Дышать стало как-то тяжело, сердце колотилось как очумелое, и непонятно было — что за ком подступил к горлу.

А потом яркий свет мазанул по дороге, по кустам и из леса выкатились две пары фар, на которые Ирка зря посмотрела — подслепило ее галогенками, да к тому же ездуны перли явно с дальним светом, по-хозяйски, никого не опасаясь.

Хорошо, что ехали они не быстро, и пулеметчица успела опомниться, отвести глаза от фар, проморгаться и уже по-деловому ухватиться за свое оружие.

Освещенный снег дал Ирке отличную возможность увидеть и мушку и прицел, совместить одно с другим и, примерно взяв чуток за фарами передней машины — вроде как джипа, она даванула на спуск. И ничего не произошло.
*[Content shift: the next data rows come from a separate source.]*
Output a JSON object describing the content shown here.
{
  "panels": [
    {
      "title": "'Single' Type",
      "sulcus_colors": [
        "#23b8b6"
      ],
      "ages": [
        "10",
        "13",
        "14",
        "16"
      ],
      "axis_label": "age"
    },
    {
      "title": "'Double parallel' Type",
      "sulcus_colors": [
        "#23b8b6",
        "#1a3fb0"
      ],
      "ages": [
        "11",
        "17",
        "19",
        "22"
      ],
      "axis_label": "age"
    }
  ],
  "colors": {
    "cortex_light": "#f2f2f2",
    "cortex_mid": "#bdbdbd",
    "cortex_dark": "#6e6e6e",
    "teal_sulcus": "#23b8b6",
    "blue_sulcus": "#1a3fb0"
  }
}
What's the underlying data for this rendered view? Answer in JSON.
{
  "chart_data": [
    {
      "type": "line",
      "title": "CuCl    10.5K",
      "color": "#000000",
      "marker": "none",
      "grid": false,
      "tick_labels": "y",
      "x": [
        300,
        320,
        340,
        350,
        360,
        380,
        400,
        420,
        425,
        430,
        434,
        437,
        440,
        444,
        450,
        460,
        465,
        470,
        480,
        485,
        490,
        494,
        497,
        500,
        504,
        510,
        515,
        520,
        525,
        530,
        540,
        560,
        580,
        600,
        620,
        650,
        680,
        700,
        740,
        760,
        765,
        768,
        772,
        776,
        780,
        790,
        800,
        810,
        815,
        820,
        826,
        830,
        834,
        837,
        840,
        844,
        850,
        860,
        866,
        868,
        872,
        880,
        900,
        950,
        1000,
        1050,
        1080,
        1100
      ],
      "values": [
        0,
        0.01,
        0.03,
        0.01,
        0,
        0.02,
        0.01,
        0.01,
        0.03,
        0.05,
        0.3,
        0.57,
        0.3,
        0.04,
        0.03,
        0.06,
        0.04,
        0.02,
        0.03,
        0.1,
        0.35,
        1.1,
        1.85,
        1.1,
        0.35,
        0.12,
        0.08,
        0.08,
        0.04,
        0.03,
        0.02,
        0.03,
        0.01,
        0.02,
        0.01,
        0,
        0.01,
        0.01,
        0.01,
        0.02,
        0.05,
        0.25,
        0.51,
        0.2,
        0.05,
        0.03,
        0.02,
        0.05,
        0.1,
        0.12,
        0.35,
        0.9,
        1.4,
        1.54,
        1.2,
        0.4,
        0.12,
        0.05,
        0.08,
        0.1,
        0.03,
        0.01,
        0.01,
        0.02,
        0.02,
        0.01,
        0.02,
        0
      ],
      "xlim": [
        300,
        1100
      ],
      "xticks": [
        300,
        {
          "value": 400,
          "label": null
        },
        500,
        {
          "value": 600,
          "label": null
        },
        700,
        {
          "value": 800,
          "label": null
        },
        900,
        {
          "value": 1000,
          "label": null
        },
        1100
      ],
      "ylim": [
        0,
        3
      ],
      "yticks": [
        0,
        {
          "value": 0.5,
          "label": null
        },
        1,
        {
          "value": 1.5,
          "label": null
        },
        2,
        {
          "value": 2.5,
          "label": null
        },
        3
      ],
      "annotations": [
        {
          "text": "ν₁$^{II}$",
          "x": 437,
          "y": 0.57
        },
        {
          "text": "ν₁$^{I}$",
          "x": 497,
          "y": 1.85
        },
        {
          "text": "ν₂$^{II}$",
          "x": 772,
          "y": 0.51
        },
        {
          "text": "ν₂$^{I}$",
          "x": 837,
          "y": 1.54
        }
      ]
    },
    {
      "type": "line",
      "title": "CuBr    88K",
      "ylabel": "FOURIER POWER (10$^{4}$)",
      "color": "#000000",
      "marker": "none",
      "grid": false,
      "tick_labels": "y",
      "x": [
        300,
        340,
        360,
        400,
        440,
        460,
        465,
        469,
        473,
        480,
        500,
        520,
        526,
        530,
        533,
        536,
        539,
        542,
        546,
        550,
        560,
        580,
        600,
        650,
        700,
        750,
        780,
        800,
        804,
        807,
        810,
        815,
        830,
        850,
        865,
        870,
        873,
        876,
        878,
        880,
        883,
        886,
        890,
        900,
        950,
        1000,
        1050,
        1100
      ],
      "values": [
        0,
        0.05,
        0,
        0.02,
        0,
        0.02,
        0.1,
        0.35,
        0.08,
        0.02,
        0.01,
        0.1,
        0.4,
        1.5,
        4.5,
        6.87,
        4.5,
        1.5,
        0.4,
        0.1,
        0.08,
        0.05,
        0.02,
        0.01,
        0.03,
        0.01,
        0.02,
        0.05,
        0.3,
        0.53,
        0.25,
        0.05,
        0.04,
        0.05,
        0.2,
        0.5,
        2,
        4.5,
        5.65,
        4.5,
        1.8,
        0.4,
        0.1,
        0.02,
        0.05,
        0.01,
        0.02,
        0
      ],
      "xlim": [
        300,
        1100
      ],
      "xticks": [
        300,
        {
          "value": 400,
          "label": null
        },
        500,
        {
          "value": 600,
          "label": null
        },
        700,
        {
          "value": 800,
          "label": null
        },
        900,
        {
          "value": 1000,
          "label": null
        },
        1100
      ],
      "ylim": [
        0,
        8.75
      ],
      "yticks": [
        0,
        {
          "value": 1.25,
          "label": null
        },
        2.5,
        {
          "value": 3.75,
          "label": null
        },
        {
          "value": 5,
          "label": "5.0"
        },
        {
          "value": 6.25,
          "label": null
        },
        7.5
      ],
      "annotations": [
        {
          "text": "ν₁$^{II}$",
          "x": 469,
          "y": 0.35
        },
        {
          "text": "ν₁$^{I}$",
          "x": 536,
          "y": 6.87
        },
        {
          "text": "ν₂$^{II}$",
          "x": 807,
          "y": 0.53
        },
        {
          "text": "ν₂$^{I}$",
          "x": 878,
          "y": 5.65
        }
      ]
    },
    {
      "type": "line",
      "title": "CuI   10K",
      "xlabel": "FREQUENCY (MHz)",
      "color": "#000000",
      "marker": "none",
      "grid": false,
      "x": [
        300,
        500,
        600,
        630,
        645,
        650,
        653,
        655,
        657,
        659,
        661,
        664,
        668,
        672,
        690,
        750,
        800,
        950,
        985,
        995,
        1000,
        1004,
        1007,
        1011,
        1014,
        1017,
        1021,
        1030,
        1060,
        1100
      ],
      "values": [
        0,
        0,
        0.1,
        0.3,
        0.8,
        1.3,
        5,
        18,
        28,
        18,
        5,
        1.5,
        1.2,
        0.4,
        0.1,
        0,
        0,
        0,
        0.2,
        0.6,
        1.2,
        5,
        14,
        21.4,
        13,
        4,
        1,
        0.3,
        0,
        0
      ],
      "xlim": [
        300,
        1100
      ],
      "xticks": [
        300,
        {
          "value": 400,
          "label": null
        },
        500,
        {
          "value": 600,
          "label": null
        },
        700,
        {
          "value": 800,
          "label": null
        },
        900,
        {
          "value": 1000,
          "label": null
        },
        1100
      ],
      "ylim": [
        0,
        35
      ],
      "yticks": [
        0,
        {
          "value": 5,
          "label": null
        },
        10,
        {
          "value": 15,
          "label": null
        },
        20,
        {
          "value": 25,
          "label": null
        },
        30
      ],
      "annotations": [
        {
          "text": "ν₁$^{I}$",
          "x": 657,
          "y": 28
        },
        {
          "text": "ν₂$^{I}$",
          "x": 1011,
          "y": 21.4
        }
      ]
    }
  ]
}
Шибануло холодком вдоль по позвоночнику, сейчас проскочат — и все!

Джип уже подставил бочину, в свете фар шедшего за ним фургона был отлично виден, просто загляденье, а не цель.

Тут же пальцы нащупали еще какую-то выпуклую пимпу — и Ирка вспомнила, что кроме спуска надо давить одновременно еще и на чертов предохранитель. И надавила.

Пулемет саданул ее довольно чувствительно в плечо и заколотил так, что у нее мелькнуло в голове совершенно неуместное: "Боже, как у меня щеки трясутся!"

Немного оглохшая и чуть ослепшая от грохота и всполохов пламени Ирка отдернула палец — Дегтярев послушно замолчал.

— Черт, это я ж полдиска выпулила! — ужаснулась про себя.

Джип светил фарами, стоял совершенно неподвижно посреди дороги, а вот фургон шустро пытался развернуться, резко сдав задом и прикрыв от огня кабину кузовом. Спохватившись, Ирина долбанула несколькими короткими очередями по грузовику, надеясь, что пули достанут через кузов до водителя.

— Из джипа с нашей стороны кто-то вывалился! — звонко крикнула Верка.

Ирка только чертыхнулась в ответ, продолжая стрелять по кубическому черному силуэту.

Грузовик как-то перекосило.

— За джипом кто-то мелькнул! Из грузовика водитель выскочил! Они как тараканы разбегаются! Да стреляй же ты, стреляй!

Диск щелкнул и пулемет замолк.

Обламывая от спешки ногти, Ирка выцарапала из рюкзачка сменный диск, каким-то чудом ухитрилась вставить его на место, лязгнула затвором.

Две машины тихо стояли на дороге.

Светили фарами, джип еще и габаритами подсвечивал.

И слышно было только, как кто-то тонким голосом воет — вроде бы в салоне джипа.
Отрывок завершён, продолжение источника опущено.